だとしたら、これを押した時、俺を待っているのは今以上の酷い状況なのではないだろうか。
一瞬で駆け巡った考えに従い、俺はナースコールに伸ばした手を引っ込めた。それをぐっと床に押しつけ、死に物狂いでベッドの外へと這い出る。
その途端、さっきまでの猛攻が嘘のように収まった。
助かったとはまだ思えないが、攻撃をされなくなった事実に安堵が生まれる。それが張りつめていた俺の意識の糸を切った。
* * *
気づいた時、世界は朝になっていた。
看護士の叫びが側で聞こえる。それで俺は、ようやく心から助かったと思うことができた。
すぐに診察室に運ばれ、夜中に負った傷の治療を受ける。その際に、担当医と看護師達が全員息を飲んで固まった。

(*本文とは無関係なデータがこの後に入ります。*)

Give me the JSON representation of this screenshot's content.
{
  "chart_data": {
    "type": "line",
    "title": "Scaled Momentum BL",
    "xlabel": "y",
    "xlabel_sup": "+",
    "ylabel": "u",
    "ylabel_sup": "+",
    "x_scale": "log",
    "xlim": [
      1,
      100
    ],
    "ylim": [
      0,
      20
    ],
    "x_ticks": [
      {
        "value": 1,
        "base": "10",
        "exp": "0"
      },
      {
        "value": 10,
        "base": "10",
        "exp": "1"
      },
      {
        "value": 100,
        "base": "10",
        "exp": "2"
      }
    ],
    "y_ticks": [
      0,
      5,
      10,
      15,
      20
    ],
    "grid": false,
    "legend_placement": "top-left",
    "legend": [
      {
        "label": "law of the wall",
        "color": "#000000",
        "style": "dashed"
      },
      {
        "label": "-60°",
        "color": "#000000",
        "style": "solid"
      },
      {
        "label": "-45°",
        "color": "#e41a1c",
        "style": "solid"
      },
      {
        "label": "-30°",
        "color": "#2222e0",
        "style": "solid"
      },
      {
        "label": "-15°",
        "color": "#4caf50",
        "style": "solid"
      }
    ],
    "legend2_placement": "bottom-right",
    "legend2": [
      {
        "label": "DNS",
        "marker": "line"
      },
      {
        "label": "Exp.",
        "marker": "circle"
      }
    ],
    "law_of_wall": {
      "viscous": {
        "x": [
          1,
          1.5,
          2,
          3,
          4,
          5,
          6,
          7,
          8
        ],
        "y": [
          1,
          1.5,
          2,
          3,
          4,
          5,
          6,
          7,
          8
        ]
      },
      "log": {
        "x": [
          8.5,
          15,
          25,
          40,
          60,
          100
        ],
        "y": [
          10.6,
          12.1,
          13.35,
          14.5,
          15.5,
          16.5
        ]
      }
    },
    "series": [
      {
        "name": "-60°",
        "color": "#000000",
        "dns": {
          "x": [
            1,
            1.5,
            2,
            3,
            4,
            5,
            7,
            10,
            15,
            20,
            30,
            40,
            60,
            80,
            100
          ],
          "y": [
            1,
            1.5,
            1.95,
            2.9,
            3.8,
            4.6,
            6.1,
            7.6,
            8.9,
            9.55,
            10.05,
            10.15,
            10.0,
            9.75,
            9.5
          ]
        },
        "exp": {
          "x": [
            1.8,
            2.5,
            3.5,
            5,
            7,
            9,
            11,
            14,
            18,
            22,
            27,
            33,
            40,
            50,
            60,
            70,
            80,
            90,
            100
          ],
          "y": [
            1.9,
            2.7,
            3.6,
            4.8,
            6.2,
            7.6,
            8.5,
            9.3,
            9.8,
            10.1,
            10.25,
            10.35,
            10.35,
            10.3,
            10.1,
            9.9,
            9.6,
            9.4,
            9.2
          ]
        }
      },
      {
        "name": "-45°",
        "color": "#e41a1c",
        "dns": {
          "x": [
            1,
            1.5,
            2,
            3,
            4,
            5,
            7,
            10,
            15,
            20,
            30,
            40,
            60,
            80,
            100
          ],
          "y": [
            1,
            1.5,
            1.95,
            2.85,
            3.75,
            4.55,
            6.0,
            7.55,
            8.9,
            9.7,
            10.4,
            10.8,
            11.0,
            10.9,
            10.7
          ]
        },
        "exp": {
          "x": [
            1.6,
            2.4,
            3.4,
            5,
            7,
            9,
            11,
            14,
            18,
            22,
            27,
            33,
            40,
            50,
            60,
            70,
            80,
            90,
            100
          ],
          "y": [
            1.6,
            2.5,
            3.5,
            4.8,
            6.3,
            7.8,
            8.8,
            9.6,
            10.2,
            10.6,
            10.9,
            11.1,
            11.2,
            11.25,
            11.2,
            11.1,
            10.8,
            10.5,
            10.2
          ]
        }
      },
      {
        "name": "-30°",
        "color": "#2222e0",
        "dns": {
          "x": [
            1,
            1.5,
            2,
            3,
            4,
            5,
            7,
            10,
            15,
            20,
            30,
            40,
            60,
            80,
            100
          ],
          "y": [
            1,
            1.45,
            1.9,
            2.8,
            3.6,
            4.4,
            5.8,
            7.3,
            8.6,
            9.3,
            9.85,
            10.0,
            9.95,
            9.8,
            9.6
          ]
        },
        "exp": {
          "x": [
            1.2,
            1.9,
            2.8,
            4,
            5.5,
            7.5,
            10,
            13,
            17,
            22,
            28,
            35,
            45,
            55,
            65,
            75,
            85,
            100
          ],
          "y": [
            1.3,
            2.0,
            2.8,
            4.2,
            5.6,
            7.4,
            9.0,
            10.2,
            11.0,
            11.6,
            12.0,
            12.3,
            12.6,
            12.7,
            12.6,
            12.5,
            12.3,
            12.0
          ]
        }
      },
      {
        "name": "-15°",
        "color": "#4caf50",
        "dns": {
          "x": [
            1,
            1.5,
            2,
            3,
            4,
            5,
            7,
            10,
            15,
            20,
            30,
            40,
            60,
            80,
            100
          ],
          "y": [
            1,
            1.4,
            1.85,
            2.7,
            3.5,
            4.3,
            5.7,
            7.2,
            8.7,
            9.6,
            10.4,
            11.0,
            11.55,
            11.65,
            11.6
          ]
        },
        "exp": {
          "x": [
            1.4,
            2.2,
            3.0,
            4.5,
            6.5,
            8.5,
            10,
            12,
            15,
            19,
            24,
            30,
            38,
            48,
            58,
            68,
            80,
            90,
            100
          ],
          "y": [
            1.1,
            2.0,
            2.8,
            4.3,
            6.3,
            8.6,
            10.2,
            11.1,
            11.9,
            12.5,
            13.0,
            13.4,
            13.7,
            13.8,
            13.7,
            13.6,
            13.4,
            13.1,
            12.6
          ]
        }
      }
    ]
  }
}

俺の体についた無数の傷跡。拳の形の痣や引っ掻き傷、強く握りしめた指の形などなど。
不思議なことにそられは大きさがバラバラで、どう見ても一人ではなく、大勢の人間が寄ってたかって暴力をふるったとしか思えない状態だった。
医者に事情を聞かれ、昨日退院した男に告げられた言葉と、看護士に言い渡された場所移動のことをそっくりそのまま話すと、一同はさらに沈黙して固まった。
聞けば、昨日退院した患者は一人としておらず、しかも俺が最初に使っていたベッドの隣には、入院患者はいなかったというのだ。そして、場所移動の指示もなかったらしい。